In a phase II trial (NCI 9012) reported in the Journal of Clinical Oncology, Hussain et al found no benefit of adding PARP1 inhibition with veliparib to abiraterone (Zytiga) plus prednisone in patients with metastatic castration-resistant prostate cancer. ETS fusion status was not predictive of response.

Study Details

In the study, 148 patents from 12 U.S. sites were randomly assigned between May 2012 and December 2015 to receive abiraterone plus prednisone with (n = 76) or without (n = 72) veliparib after metastatic site biopsy. Treatment consisted of abiraterone 1,000 mg/d plus prednisone 5 mg twice per day with or without veliparib 300 mg twice per day for days 1 to 28. Randomization was stratified by ETS status. The primary objectives were confirmed prostate-specific antigen (PSA) response rate and effect of ETS fusions on response. ETS fusions were present in 34% to 35% of patients.

Response Rates

The PSA response rate was 72.4% in the veliparib group vs 63.9% in the control group (P = .27). Measureable disease response rate was 52.2% vs 45.0% (P = .51). Median progression-free survival was 11.0 vs 10.1 months (P = .99). The presence of ETS fusions did not predict PSA or measureable disease response or progression-free survival.

Biomarker Analysis

Exploratory analysis of tumor sequencing in 80 patients showed that 51% were ETS-positive; 25% had DNA-damage repair defect (DRD); 51% had AR amplification or copy gain; 43% had PTEN mutation; 41% had TP53 mutation; 49% had PIK3CA pathway activation; and 15% had WNT pathway alteration. Compared with patients with wild-type tumors, those with DRD had improved PSA response rate (90% vs 56.7%, P = .007), measureable disease response rate (87.5% vs 38.6%, P = .001), PSA decline ≥ 90% (75% vs 25%, P = .001), and median progression-free survival (14.5 vs 8.1 months, P = .025). Compared with patients with mutation or pathway activation, those with normal PTEN (13.5 vs 6.7 months, P = .02), TP53 (13.5 vs 7.7 months, P = .01), and PIK3CA (13.8 vs 8.3 months, P = .03) had longer median progression-free survival.

The investigators concluded, “Veliparib and ETS status did not affect response. Exploratory analysis identified a novel DRD association with [metastatic castration-resistant prostate cancer] outcomes.”

The study was supported by grants from the National Cancer Institute (NCI), Prostate Cancer Foundation, NCI Specialized Program of Research Excellence, and U.S. Department of Defense Mission Command Training Program.

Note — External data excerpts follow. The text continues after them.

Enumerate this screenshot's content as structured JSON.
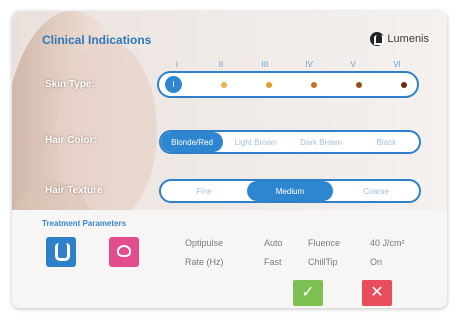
{
  "header": {
    "title": "Clinical Indications",
    "brand": "Lumenis"
  },
  "skin_type": {
    "label": "Skin Type:",
    "types": [
      "I",
      "II",
      "III",
      "IV",
      "V",
      "VI"
    ],
    "selected_index": 0,
    "dot_colors": [
      "#2f86d0",
      "#f0b04a",
      "#e39a2f",
      "#c8721e",
      "#9a4e14",
      "#6b2b0c"
    ]
  },
  "hair_color": {
    "label": "Hair Color:",
    "options": [
      "Blonde/Red",
      "Light Brown",
      "Dark Brown",
      "Black"
    ],
    "selected_index": 0
  },
  "hair_texture": {
    "label": "Hair Texture:",
    "options": [
      "Fine",
      "Medium",
      "Coarse"
    ],
    "selected_index": 1
  },
  "parameters": {
    "title": "Treatment Parameters",
    "rows": [
      [
        "Optipulse",
        "Auto",
        "Fluence",
        "40 J/cm²"
      ],
      [
        "Rate (Hz)",
        "Fast",
        "ChillTip",
        "On"
      ]
    ]
  },
  "actions": {
    "confirm_symbol": "✓",
    "cancel_symbol": "✕"
  },
  "colors": {
    "accent": "#2e80c8",
    "confirm": "#7cc052",
    "cancel": "#e94c5d",
    "mode_b": "#e34d8e"
  }
}
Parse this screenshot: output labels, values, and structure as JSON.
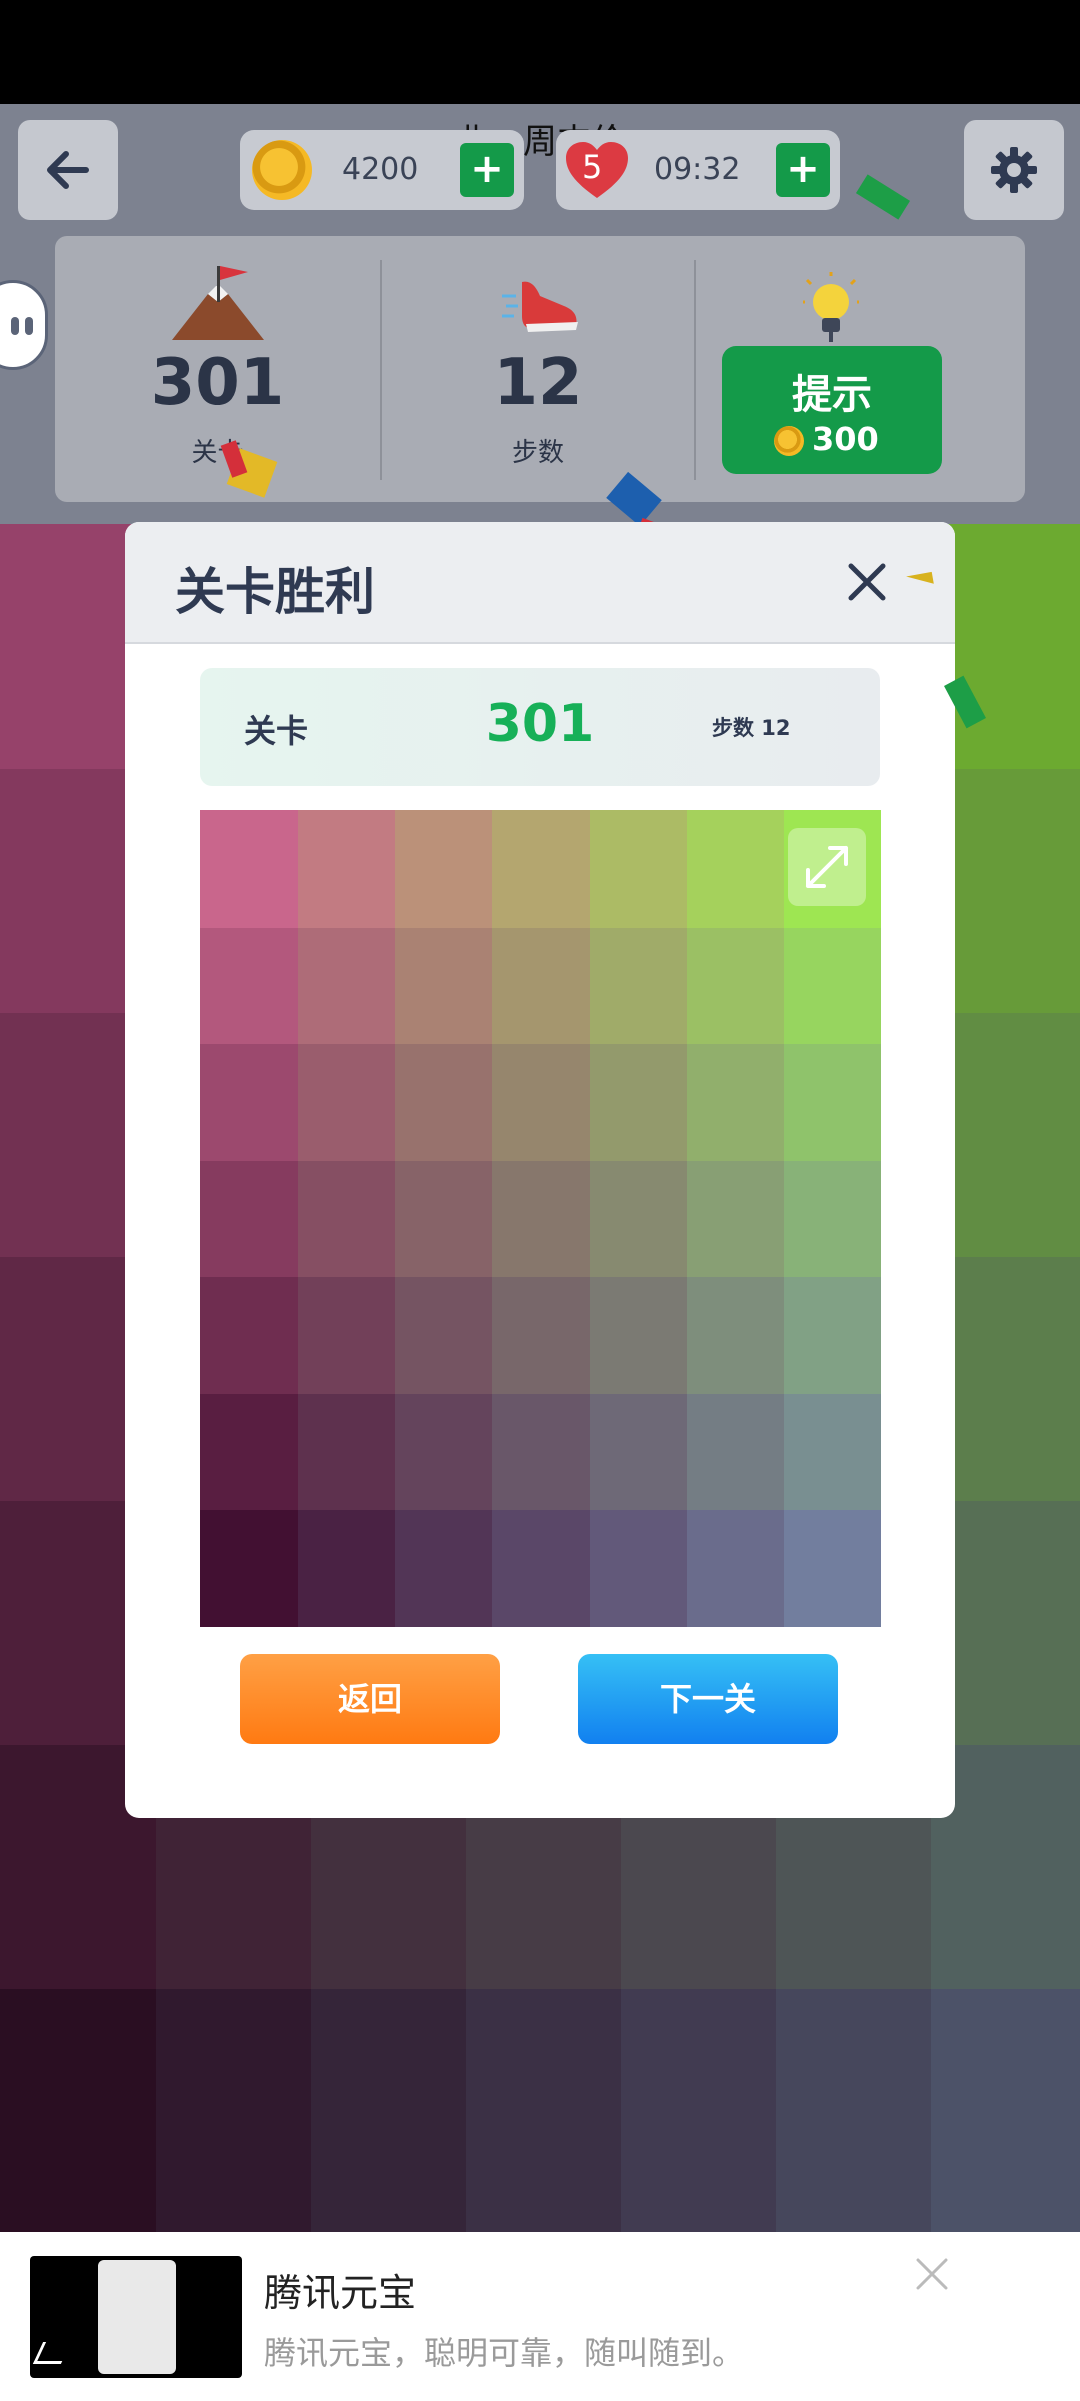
{
  "top": {
    "song": "曲：周杰伦",
    "coins": "4200",
    "lives": "5",
    "timer": "09:32"
  },
  "stats": {
    "level_value": "301",
    "level_label": "关卡",
    "steps_value": "12",
    "steps_label": "步数",
    "hint_label": "提示",
    "hint_cost": "300"
  },
  "modal": {
    "title": "关卡胜利",
    "level_label": "关卡",
    "level_value": "301",
    "steps_text": "步数 12",
    "back_label": "返回",
    "next_label": "下一关"
  },
  "ad": {
    "title": "腾讯元宝",
    "subtitle": "腾讯元宝，聪明可靠，随叫随到。"
  },
  "colors": {
    "green": "#149a49",
    "orange": "#ff8a24",
    "blue": "#1a96f2",
    "level_green": "#17b058"
  }
}
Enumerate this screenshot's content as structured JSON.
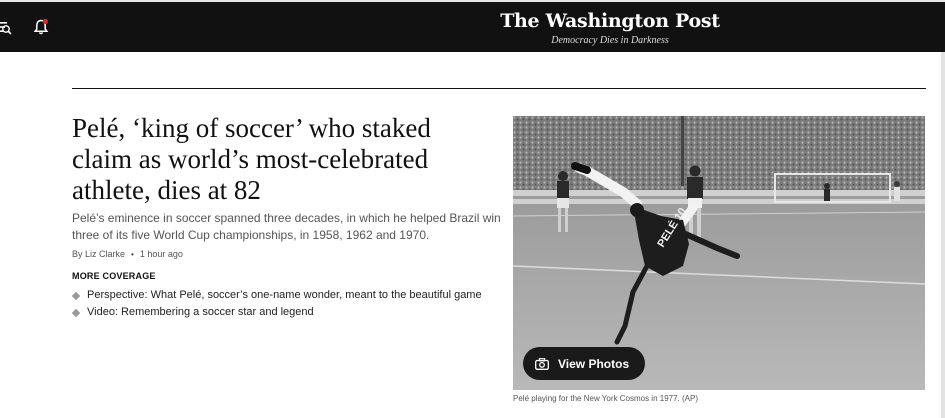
{
  "header": {
    "masthead_title": "The Washington Post",
    "masthead_tagline": "Democracy Dies in Darkness",
    "menu_icon": "menu-icon",
    "notification_icon": "bell-icon",
    "notification_dot_color": "#e0242d"
  },
  "article": {
    "headline": "Pelé, ‘king of soccer’ who staked claim as world’s most-celebrated athlete, dies at 82",
    "blurb": "Pelé’s eminence in soccer spanned three decades, in which he helped Brazil win three of its five World Cup championships, in 1958, 1962 and 1970.",
    "byline": "By Liz Clarke",
    "timestamp": "1 hour ago"
  },
  "more_coverage": {
    "label": "MORE COVERAGE",
    "items": [
      {
        "text": "Perspective: What Pelé, soccer’s one-name wonder, meant to the beautiful game"
      },
      {
        "text": "Video: Remembering a soccer star and legend"
      }
    ]
  },
  "photo": {
    "view_button": "View Photos",
    "button_icon": "camera-icon",
    "caption": "Pelé playing for the New York Cosmos in 1977. (AP)",
    "jersey_text": "PELÉ 10"
  },
  "colors": {
    "topbar": "#111111",
    "text_primary": "#111111",
    "text_secondary": "#555555"
  }
}
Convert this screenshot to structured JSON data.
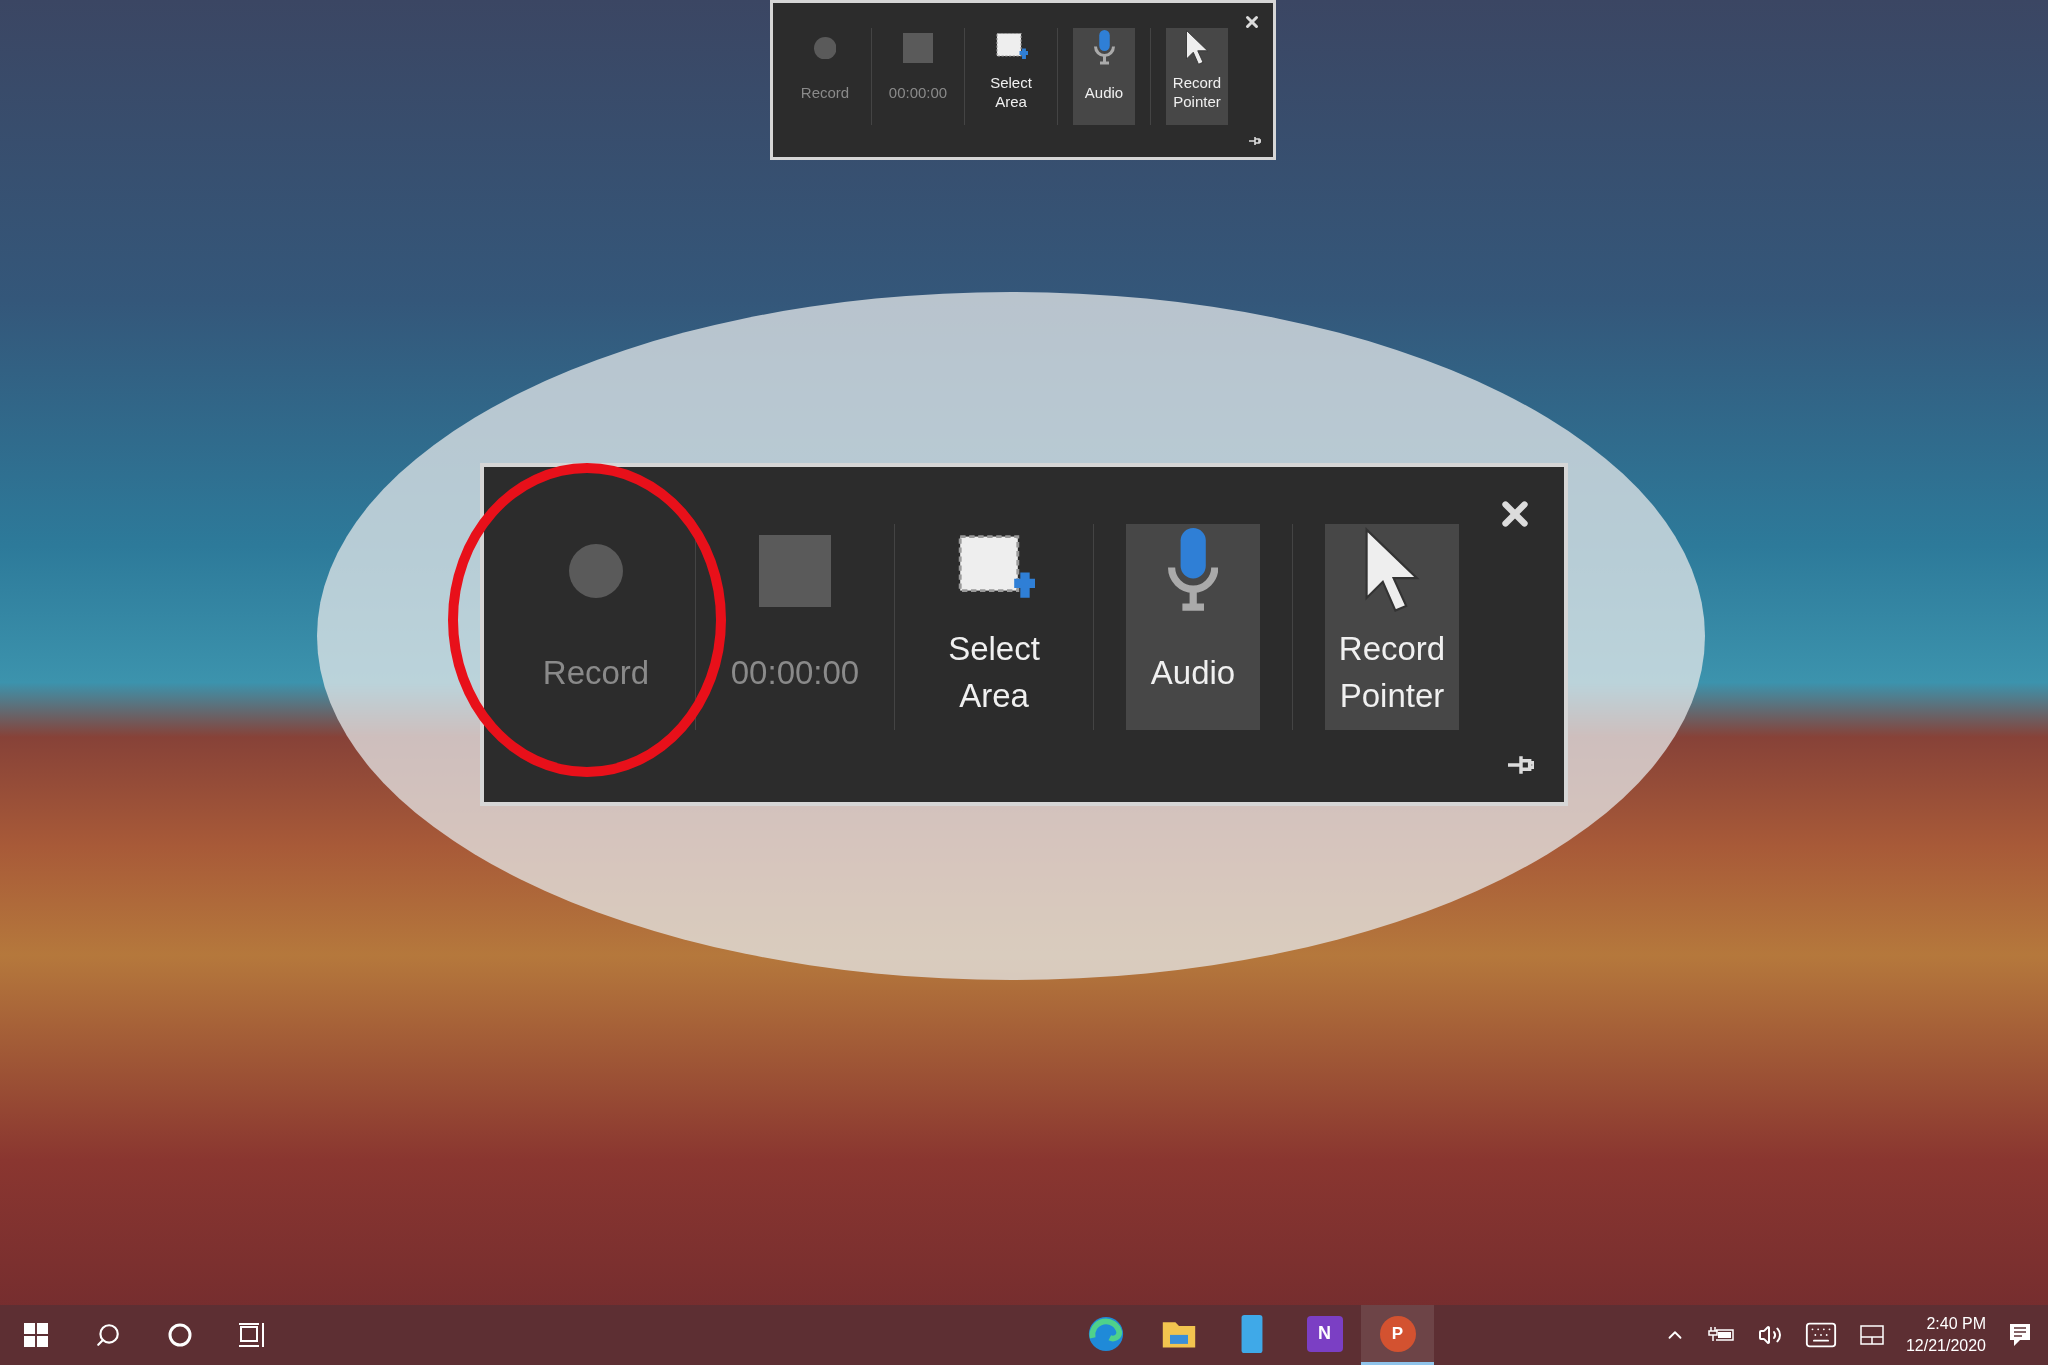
{
  "toolbar": {
    "kind": "small",
    "items": [
      {
        "kind": "record",
        "label": "Record",
        "disabled": true,
        "selected": false
      },
      {
        "kind": "stop",
        "label": "00:00:00",
        "disabled": true,
        "selected": false
      },
      {
        "kind": "select_area",
        "label": "Select Area",
        "disabled": false,
        "selected": false
      },
      {
        "kind": "audio",
        "label": "Audio",
        "disabled": false,
        "selected": true
      },
      {
        "kind": "pointer",
        "label": "Record Pointer",
        "disabled": false,
        "selected": true
      }
    ]
  },
  "callout": {
    "toolbar": {
      "kind": "large",
      "items": [
        {
          "kind": "record",
          "label": "Record",
          "disabled": true,
          "selected": false
        },
        {
          "kind": "stop",
          "label": "00:00:00",
          "disabled": true,
          "selected": false
        },
        {
          "kind": "select_area",
          "label": "Select Area",
          "disabled": false,
          "selected": false
        },
        {
          "kind": "audio",
          "label": "Audio",
          "disabled": false,
          "selected": true
        },
        {
          "kind": "pointer",
          "label": "Record Pointer",
          "disabled": false,
          "selected": true
        }
      ]
    }
  },
  "taskbar": {
    "apps": [
      {
        "kind": "edge",
        "selected": false
      },
      {
        "kind": "explorer",
        "selected": false
      },
      {
        "kind": "phone",
        "selected": false
      },
      {
        "kind": "onenote",
        "label": "N",
        "selected": false
      },
      {
        "kind": "powerpoint",
        "label": "P",
        "selected": true
      }
    ],
    "clock": {
      "time": "2:40 PM",
      "date": "12/21/2020"
    }
  }
}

Maha Hussain, MD, of the Robert H. Lurie Comprehensive Cancer Center, Northwestern University, is the corresponding author for the Journal of Clinical Oncology article.

The content in this post has not been reviewed by the American Society of Clinical Oncology, Inc. (ASCO®) and does not necessarily reflect the ideas and opinions of ASCO®.